I’d always skipped homecoming. It took place the weekend before the first big exams, and even if it hadn’t, I wouldn’t have had the nerve to ask anyone. Not when the first question they’d have would be whether my dad was one of the chaperones. I wouldn’t have known if they were turning me down, or turning down the idea of going with Mr. Rosen’s kid. It had seemed like a miracle when Hannah had been interested in me, Hannah who had transferred to our school in tenth grade, and had missed the memo that my dad sucked. Hannah who said yes to being my date that year, which was my last chance to participate in something along with everyone else.

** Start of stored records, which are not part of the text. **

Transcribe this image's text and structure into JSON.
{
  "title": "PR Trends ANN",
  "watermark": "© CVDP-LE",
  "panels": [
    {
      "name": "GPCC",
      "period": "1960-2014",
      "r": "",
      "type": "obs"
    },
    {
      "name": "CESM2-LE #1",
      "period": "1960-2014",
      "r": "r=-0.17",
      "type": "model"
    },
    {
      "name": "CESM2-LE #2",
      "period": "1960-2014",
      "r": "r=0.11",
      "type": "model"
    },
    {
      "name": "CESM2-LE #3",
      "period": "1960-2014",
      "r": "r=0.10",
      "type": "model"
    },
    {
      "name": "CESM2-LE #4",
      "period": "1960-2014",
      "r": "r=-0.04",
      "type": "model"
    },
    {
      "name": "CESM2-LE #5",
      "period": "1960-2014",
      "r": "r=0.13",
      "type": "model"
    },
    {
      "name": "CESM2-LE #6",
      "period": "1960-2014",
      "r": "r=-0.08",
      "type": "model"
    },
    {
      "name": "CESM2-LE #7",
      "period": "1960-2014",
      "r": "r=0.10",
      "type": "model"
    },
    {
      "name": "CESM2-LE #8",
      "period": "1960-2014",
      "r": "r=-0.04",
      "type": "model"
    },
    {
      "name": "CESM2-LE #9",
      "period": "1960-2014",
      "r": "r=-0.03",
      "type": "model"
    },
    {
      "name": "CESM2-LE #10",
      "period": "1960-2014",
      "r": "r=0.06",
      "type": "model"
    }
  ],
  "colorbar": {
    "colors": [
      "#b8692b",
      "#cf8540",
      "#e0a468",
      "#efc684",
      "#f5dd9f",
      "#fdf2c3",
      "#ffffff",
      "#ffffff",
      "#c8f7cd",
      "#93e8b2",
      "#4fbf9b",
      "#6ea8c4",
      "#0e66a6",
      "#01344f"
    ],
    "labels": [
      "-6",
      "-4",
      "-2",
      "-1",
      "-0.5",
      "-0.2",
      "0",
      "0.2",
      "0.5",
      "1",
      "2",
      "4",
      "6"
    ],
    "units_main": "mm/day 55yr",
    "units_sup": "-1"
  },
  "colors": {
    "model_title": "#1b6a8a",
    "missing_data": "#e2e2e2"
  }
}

But there weren’t any more homecoming dances. I’d missed all of them. I hadn’t thought I’d care, but now that the opportunity was gone, I sort of did. Everyone looked so happy in the pictures, and if I could have done it over last year, I would have just asked someone to go with me. I scrolled a little farther, through pictures of everyone lined up in each other’s driveways and in the backseats of limos, and then I stopped cold.

It was a photo of Hannah and this guy Parker. Her hair was in fancy curls, and Parker was wearing sunglasses with his suit, even though it was clearly dark out. They were at the dance, with a butcher-paper banner and bleachers in the background.